Range Rover Velar successor ditches the SUV shape for a low electric fastback

Range Rover Velar Successor: Electric Fastback Gains a Hybrid Option landrover.com

JLR turns the Velar successor into a low, sleek electric crossover on the EMA platform — now hybrid-compatible, with expected 800-volt charging and a debut within six months. It takes on the BMW iX3, Mercedes GLC EV and Volvo EX60.

The Range Rover Velar is bracing for the sharpest change of format in its history. According to Autocar, the Velar successor will be a low, elongated electric crossover with a silhouette closer to a fastback — or even a raised saloon — than to a classic two-box SUV. For JLR this is no styling whim but a bid to break into a segment where the BMW iX3, Mercedes-Benz GLC EV and Volvo EX60 are already gaining ground.

The new model is at an advanced testing stage and could debut within the next six months. It will be part of a wave of JLR premieres after a long drought: the company has not launched an all-new model since the Range Rover Sport back in 2022. By the end of the year JLR should also reveal the Range Rover Electric and the Jaguar Type 01, after which the focus shifts to more mainstream EVs, including the Velar successor and the Defender Sport.

The big news is the EMA platform. It was originally engineered as a purely electric architecture, but JLR has now confirmed compatibility with hybrid powertrains. It is a significant pivot: future Jaguars stay fully electric, the larger Range Rovers keep the choice between ICE and EV, while the first EMA model gains extra flexibility through a “full hybrid.” Autocar notes that the hybrid system will be new to JLR and probably not directly linked to the brand’s current engines.

The styling should also pull the car well clear of today’s Velar. It keeps a similar footprint — around 4.8 m — but drops the familiar SUV profile in favour of a sloping roof, a short saloon-style tail, pronounced rear haunches and, possibly, a switch from a conventional rear window to a rear-view camera, as on the Jaguar Type 01. That helps aerodynamics and frees up rear headroom, though for Range Rover’s conservative audience it will be a divisive move.

JLR has yet to disclose the technical specs. It is reasonable to expect the architecture to adopt 800-volt hardware, like the larger Range Rover Electric, so it can match the class leaders on charging speed. That much is essential: in long-range form the BMW iX3, Volvo EX60 and Mercedes GLC EV promise around 500 miles of range and charging above 300 kW. Anything less would already look like a weak argument in the premium segment.

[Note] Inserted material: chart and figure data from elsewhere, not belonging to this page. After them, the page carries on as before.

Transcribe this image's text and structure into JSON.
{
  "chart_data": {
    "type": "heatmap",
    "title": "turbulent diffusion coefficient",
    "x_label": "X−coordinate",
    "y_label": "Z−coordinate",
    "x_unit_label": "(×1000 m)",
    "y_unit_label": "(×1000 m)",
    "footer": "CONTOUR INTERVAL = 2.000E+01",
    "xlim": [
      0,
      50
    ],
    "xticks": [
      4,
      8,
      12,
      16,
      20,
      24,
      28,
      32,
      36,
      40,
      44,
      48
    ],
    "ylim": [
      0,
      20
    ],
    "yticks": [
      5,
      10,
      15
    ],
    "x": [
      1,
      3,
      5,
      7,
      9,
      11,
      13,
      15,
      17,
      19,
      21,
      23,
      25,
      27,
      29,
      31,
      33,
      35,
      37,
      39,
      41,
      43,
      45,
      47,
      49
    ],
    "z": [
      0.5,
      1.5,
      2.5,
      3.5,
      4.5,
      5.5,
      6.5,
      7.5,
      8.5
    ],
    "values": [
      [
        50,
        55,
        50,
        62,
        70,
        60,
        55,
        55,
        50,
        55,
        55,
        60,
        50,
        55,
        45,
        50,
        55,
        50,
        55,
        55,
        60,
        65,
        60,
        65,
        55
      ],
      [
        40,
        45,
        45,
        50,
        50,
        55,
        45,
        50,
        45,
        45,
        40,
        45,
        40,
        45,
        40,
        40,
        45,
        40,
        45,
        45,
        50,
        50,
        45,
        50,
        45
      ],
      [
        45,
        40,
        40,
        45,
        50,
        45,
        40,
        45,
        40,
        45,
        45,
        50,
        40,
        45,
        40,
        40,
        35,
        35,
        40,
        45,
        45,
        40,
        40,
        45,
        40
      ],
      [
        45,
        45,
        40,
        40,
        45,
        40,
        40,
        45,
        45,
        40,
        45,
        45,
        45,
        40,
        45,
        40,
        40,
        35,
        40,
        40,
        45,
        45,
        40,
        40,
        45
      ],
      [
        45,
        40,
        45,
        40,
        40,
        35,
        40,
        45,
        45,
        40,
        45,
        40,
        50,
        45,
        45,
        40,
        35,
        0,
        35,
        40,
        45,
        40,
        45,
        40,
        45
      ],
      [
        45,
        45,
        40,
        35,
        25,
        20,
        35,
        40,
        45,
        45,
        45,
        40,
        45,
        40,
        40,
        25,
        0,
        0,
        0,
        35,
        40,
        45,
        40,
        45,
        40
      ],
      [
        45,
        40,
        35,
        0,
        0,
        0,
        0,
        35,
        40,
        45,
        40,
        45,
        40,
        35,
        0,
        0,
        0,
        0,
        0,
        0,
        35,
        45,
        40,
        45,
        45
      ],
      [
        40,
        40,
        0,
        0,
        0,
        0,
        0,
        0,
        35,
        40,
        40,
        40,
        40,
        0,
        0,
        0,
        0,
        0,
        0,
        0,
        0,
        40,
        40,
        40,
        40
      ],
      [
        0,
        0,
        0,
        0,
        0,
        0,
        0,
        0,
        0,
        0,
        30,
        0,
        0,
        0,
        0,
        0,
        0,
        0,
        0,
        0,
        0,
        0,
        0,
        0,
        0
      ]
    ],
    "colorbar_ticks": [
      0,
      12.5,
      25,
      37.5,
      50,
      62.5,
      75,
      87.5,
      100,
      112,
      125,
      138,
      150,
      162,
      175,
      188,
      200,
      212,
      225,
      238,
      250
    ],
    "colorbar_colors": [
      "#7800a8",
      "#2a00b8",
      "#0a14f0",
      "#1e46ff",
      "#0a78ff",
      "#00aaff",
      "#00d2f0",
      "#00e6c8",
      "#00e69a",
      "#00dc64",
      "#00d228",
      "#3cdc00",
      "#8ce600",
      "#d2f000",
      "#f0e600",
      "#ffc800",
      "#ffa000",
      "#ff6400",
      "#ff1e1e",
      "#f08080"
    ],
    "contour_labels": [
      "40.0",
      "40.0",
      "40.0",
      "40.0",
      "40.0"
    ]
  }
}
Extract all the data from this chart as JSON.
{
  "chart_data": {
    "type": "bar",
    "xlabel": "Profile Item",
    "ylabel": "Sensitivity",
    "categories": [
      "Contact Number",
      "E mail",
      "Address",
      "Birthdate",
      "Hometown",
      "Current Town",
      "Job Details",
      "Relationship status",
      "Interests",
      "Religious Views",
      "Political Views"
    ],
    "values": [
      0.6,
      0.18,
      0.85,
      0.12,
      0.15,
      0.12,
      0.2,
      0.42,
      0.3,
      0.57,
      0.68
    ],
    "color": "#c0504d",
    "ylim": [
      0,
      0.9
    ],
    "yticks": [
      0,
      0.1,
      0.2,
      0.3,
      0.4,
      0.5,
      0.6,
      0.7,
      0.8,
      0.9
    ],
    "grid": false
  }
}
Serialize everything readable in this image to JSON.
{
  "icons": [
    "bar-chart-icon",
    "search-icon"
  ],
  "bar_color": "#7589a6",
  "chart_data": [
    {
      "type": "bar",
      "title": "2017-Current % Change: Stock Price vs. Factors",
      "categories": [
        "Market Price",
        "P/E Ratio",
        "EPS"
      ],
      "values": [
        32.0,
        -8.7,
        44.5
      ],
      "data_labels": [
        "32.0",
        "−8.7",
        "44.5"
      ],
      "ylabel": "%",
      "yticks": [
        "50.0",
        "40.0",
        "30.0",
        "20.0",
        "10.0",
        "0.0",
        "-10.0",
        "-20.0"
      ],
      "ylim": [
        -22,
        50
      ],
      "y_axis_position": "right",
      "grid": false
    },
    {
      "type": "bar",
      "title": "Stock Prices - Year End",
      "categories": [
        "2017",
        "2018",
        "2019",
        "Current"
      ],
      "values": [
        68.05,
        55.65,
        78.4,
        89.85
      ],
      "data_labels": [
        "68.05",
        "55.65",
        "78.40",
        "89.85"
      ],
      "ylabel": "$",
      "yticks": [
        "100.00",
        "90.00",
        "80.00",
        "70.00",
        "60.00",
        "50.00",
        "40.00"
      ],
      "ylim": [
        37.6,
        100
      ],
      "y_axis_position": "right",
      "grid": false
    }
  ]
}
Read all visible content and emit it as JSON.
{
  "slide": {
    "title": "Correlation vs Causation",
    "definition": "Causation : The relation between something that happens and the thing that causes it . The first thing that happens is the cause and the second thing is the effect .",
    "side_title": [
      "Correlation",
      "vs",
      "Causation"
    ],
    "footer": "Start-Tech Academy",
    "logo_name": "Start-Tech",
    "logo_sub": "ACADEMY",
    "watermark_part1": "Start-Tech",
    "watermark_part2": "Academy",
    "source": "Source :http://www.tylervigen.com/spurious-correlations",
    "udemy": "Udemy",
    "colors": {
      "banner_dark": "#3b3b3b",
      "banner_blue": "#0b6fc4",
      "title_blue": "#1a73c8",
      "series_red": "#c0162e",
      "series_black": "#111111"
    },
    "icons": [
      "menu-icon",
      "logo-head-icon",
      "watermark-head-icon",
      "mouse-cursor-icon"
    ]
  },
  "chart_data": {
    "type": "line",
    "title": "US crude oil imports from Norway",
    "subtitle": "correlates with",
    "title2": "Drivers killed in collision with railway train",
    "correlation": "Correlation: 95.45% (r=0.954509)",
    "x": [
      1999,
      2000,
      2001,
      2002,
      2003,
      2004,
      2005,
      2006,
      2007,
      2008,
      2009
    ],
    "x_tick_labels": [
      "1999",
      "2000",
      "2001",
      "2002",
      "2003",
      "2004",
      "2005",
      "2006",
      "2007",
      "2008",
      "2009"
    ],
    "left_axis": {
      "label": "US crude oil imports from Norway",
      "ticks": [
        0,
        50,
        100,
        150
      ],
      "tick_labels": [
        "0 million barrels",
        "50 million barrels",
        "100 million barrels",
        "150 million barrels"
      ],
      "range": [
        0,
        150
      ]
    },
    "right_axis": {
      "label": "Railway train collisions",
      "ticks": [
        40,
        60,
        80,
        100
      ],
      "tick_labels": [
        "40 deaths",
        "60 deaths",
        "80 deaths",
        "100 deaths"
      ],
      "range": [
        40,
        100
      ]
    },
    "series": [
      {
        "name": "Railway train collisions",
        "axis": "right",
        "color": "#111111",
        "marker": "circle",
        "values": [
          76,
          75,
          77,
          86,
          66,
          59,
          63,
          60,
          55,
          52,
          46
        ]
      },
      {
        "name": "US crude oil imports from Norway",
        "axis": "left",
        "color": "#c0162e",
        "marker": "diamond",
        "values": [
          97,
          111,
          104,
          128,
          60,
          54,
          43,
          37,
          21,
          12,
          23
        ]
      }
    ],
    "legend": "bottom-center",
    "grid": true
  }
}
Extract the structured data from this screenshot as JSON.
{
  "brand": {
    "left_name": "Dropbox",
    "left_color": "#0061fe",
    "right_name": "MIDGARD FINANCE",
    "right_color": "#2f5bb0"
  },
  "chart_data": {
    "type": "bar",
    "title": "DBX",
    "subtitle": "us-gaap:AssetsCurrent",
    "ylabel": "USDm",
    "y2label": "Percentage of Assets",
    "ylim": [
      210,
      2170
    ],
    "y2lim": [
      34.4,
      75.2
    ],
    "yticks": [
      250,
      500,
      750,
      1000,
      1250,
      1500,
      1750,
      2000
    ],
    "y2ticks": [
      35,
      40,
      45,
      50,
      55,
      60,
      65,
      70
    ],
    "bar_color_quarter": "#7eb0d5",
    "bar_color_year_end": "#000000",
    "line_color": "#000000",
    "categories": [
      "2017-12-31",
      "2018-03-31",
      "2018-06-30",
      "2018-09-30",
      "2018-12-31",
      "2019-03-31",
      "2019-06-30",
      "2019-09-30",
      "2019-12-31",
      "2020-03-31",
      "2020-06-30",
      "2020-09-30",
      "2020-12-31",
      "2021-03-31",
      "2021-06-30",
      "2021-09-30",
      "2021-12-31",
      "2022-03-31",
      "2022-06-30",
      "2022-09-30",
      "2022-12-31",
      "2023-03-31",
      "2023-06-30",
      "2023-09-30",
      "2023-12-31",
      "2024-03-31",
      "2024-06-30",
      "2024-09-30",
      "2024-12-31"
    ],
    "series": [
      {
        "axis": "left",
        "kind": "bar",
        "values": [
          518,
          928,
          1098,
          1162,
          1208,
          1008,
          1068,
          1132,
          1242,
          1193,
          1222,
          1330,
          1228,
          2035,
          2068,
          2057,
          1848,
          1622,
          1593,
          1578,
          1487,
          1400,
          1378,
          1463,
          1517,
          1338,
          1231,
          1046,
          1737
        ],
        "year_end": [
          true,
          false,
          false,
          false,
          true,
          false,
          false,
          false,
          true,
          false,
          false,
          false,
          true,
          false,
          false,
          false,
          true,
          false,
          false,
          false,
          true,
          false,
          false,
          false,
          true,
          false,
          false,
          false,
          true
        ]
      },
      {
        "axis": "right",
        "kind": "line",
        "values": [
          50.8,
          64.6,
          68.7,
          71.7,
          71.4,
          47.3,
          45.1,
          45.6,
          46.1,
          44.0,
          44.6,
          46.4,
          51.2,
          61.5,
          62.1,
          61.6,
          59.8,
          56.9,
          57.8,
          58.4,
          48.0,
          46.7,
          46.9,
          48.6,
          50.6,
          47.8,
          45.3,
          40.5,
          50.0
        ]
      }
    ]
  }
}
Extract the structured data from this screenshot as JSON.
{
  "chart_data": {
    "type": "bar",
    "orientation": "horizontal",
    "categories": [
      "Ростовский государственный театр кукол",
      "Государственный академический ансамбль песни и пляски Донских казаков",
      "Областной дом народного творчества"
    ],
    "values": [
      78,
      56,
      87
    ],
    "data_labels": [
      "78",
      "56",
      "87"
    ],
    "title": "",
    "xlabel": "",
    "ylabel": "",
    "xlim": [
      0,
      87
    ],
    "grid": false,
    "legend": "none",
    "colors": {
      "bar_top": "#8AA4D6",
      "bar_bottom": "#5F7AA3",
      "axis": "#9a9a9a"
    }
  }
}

Production will be based at the Halewood plant in Merseyside, currently undergoing a £500 million overhaul. Batteries are to come from the Agratas factory in Somerset, sized for up to 500,000 packs a year. The same site will reportedly build the Defender Sport, and it keeps the ability to assemble EVs, hybrids and combustion cars side by side.

In effect, JLR is turning the Velar into a standalone road-focused electric fastback rather than a “junior Range Rover.” Its success will hinge on whether buyers accept that a Range Rover can be worth more than just ground clearance and an off-road pedigree.